4La reconnaissance du patrimoine culturel immobilier de cette ville s’est déroulée en trois temps. Le premier dispositif de protection à l’échelle nationale relève de la loi du 1er juin 19391 qui définit le corpus des biens d’après leur intérêt « artistique, historique, archéologique ou ethnographique » (art.1) et plus généralement culturel (art.2). Ils sont alors reconnus par l’administration ministérielle compétente, relayée localement par la Surintendance aux Monuments. Depuis la seconde moitié des années 1960, le patrimoine immobilier revêt progressivement une double dimension, puisqu’à sa valeur absolue en tant qu’objet est finalement associée en 2004, avec le Code des biens culturels et du paysage, une valeur relative en tant que partie d’un tout urbain paysager – reprenant tardivement les travaux de la Commission d’enquête pour la préservation et la valorisation du patrimoine historique, archéologique, artistique et du paysage établie par le ministère de l’Instruction publique en 1964 et dont le rapport fut rendu en 1967.

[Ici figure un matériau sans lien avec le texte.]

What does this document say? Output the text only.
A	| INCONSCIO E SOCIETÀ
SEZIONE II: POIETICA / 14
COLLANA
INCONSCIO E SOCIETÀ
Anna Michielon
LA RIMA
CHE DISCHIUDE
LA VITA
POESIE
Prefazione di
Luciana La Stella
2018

5À ces deux étapes législatives s’ajoute un dispositif de protection constitué à l’échelle locale, à partir de l’adoption par la municipalité bolonaise du plan de 1969 précédemment cité. Celui-ci s’appuie sur la loi d’urbanisme du 17 août 1942 pour définir typologiquement des zones de sauvegarde, là où la vieille ville n’a pas été touchée par les bombardements de la Seconde Guerre mondiale. Ce moment doit être considéré comme le résultat d’une patrimonialisation, comprise comme un processus d’appropriation collective fondée sur l’affirmation nouvelle des rapports d’un groupe au patrimoine, qui conduit à la mise en évidence de biens culturels, lesquels incarnent des valeurs sociales ou en indiquent la trace. L’approche urbanistique favorise l’extension spatiale du patrimoine et s’accompagne d’une prise en compte notable du paysage, dont témoigne l’inventaire photographique réalisé dans ce contexte – ce qui a pu conduire à considérer le travail de Paolo Monti comme la première définition du concept de paysage urbain en Italie [Orlandi 2014].

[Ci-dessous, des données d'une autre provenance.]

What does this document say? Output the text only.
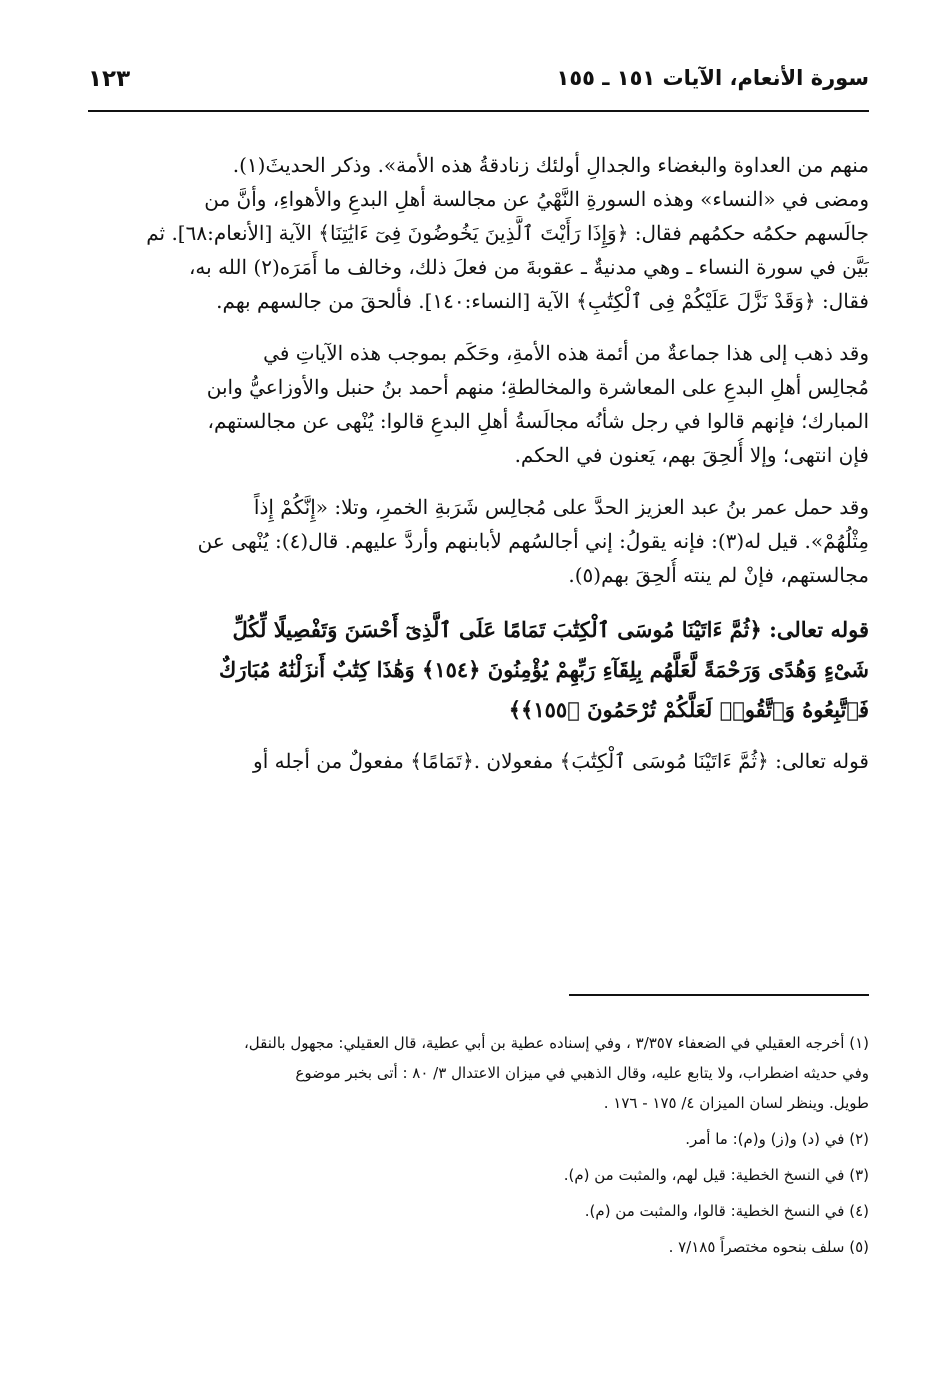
سورة الأنعام، الآيات ١٥١ ـ ١٥٥
١٢٣

منهم من العداوة والبغضاء والجدالِ أولئك زنادقةُ هذه الأمة». وذكر الحديثَ(١).
ومضى في «النساء» وهذه السورةِ النَّهْيُ عن مجالسة أهلِ البدعِ والأهواءِ، وأنَّ من
جالَسهم حكمُه حكمُهم فقال: ﴿وَإِذَا رَأَيْتَ ٱلَّذِينَ يَخُوضُونَ فِىٓ ءَايَٰتِنَا﴾ الآية [الأنعام:٦٨]. ثم
بَيَّن في سورة النساء ـ وهي مدنيةٌ ـ عقوبةَ من فعلَ ذلك، وخالف ما أَمَرَه(٢) الله به،
فقال: ﴿وَقَدْ نَزَّلَ عَلَيْكُمْ فِى ٱلْكِتَٰبِ﴾ الآية [النساء:١٤٠]. فألحقَ من جالسهم بهم.

وقد ذهب إلى هذا جماعةٌ من أئمة هذه الأمةِ، وحَكَم بموجب هذه الآياتِ في
مُجالِس أهلِ البدعِ على المعاشرة والمخالطةِ؛ منهم أحمد بنُ حنبل والأوزاعيُّ وابن
المبارك؛ فإنهم قالوا في رجل شأنُه مجالَسةُ أهلِ البدعِ قالوا: يُنْهى عن مجالستهم،
فإن انتهى؛ وإلا أُلحِقَ بهم، يَعنون في الحكم.

وقد حمل عمر بنُ عبد العزيز الحدَّ على مُجالِس شَرَبةِ الخمرِ، وتلا: «إِنَّكُمْ إِذاً
مِثْلُهُمْ». قيل له(٣): فإنه يقولُ: إني أجالسُهم لأبابنهم وأردَّ عليهم. قال(٤): يُنْهى عن
مجالستهم، فإنْ لم ينته أُلحِقَ بهم(٥).

قوله تعالى: ﴿ثُمَّ ءَاتَيْنَا مُوسَى ٱلْكِتَٰبَ تَمَامًا عَلَى ٱلَّذِىٓ أَحْسَنَ وَتَفْصِيلًا لِّكُلِّ
شَىْءٍ وَهُدًى وَرَحْمَةً لَّعَلَّهُم بِلِقَآءِ رَبِّهِمْ يُؤْمِنُونَ ﴿١٥٤﴾ وَهَٰذَا كِتَٰبٌ أَنزَلْنَٰهُ مُبَارَكٌ
فَٱتَّبِعُوهُ وَٱتَّقُوا۟ لَعَلَّكُمْ تُرْحَمُونَ ﴿١٥٥﴾﴾

قوله تعالى: ﴿ثُمَّ ءَاتَيْنَا مُوسَى ٱلْكِتَٰبَ﴾ مفعولان .﴿تَمَامًا﴾ مفعولٌ من أجله أو

(١) أخرجه العقيلي في الضعفاء ٣/٣٥٧ ، وفي إسناده عطية بن أبي عطية، قال العقيلي: مجهول بالنقل،
وفي حديثه اضطراب، ولا يتابع عليه، وقال الذهبي في ميزان الاعتدال ٣/ ٨٠ : أتى بخبر موضوع
طويل. وينظر لسان الميزان ٤/ ١٧٥ - ١٧٦ .
(٢) في (د) و(ز) و(م): ما أمر.
(٣) في النسخ الخطية: قيل لهم، والمثبت من (م).
(٤) في النسخ الخطية: قالوا، والمثبت من (م).
(٥) سلف بنحوه مختصراً ٧/١٨٥ .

6La démarche de la municipalité des années 1960-1970 dépasse en effet les limites matérielles du patrimoine. Au plan de restauration et de sauvegarde de 1969 est ainsi associé un plan de conservation sociale du centre historique, menacé par la gentrification et l’évolution du secteur tertiaire [Cervellati & al. 1977]. Dès lors, par les prises de vue tangentielles de Bologne, le photographe vise non seulement le paysage-visible, mais surtout le volume scénique du patrimoine comme contenant les sociétés humaines. Cette « artialisation » du paysage urbain devient un moyen de décrypter et de planifier la sauvegarde de la ville comme habitat, par le dialogue entre état présent, héritage du passé, et projection du futur [Orlandi 2014, Mezzetti 2014]. Le paysage, défini comme l’interface entre un panorama – composé successivement par l’entremêlement tant accidentel qu’intentionnel d’éléments physiques [Bartolini 2014] – et une société qui en utilise les composants et l’aménage selon sa propre évolution [Vallega 2001], s’inscrit dans cette démarche, et participe à la patrimonialisation en tant qu’actant.

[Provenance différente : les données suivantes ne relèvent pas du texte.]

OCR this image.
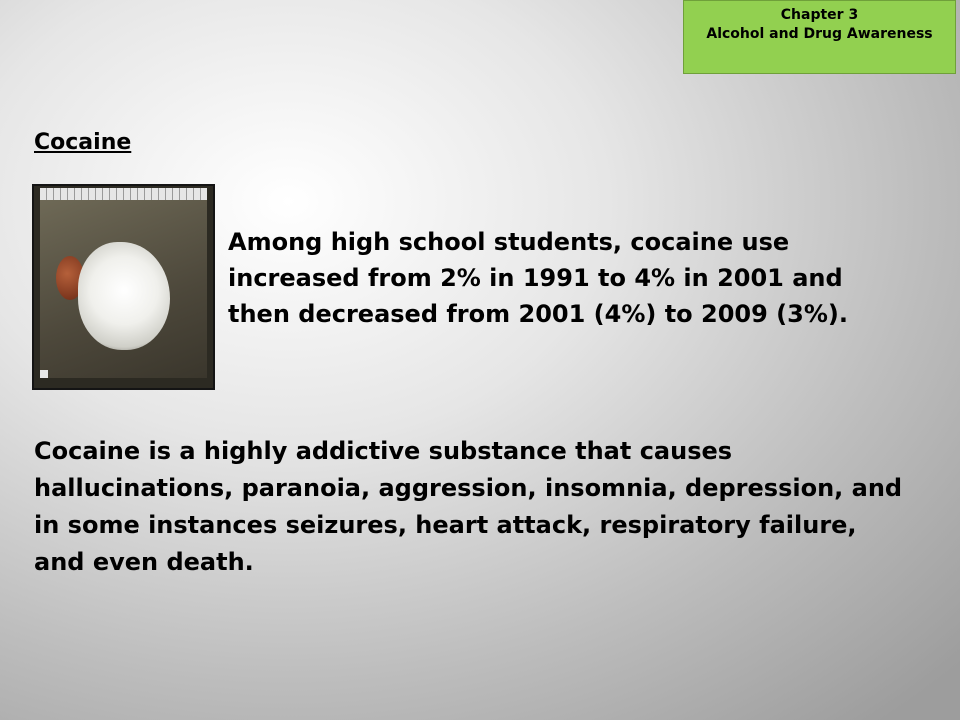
Chapter 3
Alcohol and Drug Awareness
Cocaine

Among high school students, cocaine use increased from 2% in 1991 to 4% in 2001 and then decreased from 2001 (4%) to 2009 (3%).

Cocaine is a highly addictive substance that causes hallucinations, paranoia, aggression, insomnia, depression, and in some instances seizures, heart attack, respiratory failure, and even death.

7Plus que leur association, mon propos souhaite questionner les incidences du paysage sur la fabrique du patrimoine, et ainsi approfondir leurs interactions. Celles-ci sont d’autant plus visibles à Bologne que l’histoire urbaine a évolué vers la constitution d’un ensemble composé de biens culturels diffus – le-dit centre historique. Le paysage apparaît alors comme une interface sociale qui permettrait aux habitants, à travers leurs représentations et leurs pratiques, de prendre conscience d’un patrimoine à préserver pour ses valeurs. Ce rôle joué dans le processus traduit également une patrimonialisation du paysage qui permet d’expliquer son importance structurelle. 

1. La patrimonialisation et le paysage à Bologne : sources et méthodologie

8Associer ces deux notions conduit à adopter une approche interdisciplinaire, où l’analyse géographique s’appuie sur une perspective historique. L’héritage et la transmission de l’urbain s’inscrivent territorialement par la constitution d’un paysage caractéristique [Di Méo 1994], révélateur de l’expérience sensible qu’en ont les acteurs locaux.

9Pour approcher le rôle de ces derniers dans la patrimonialisation des années 1960 à Bologne, il s’agit de considérer la manière dont leurs représentations et leurs pratiques contextualisées de la vieille ville ont pu « révéler » un centre historique. Il a alors semblé important de mettre en évidence le lien entre patrimoine culturel et paysage urbain du point de vue des habitants, par l’étude de sources historiques. Ce rapport patrimoine/paysage concerne l’évolution urbaine d’une part, et les représentations des acteurs de l’aménagement d’autre part. À l’étude des documents historiques, il a aussi été nécessaire d’adjoindre une expérience géographique du terrain, permettant d’approfondir les connaissances empiriques, patrimoniales, et sociologiques, du centre historique de la ville.Nos sources reposent sur deux groupes principaux d’acteurs. Le premier est composé des administrateurs municipaux, ces derniers ayant été à l’initiative des projets d’urbanisme et des dispositifs locaux de protection du patrimoine. La permanence depuis l’après-guerre jusqu’en 1991 d’une municipalité communiste facilite cette lecture, car les élus et techniciens des services communaux ont mis en œuvre des politiques similaires sur le temps long. Néanmoins, il a fallu élargir cet angle d’approche pour lui donner du relief. C’est pourquoi, à chaque fois que les documents historiques l’ont rendu possible, les politiques publiques ont été confrontées aux représentations et aux pratiques de la ville par les Bolonais. Les habitants éclairent en effet la patrimonialisation par leurs discours, et peuvent également suggérer par leurs expériences communes des lieux un certain mode d’habiter [Stock 2004].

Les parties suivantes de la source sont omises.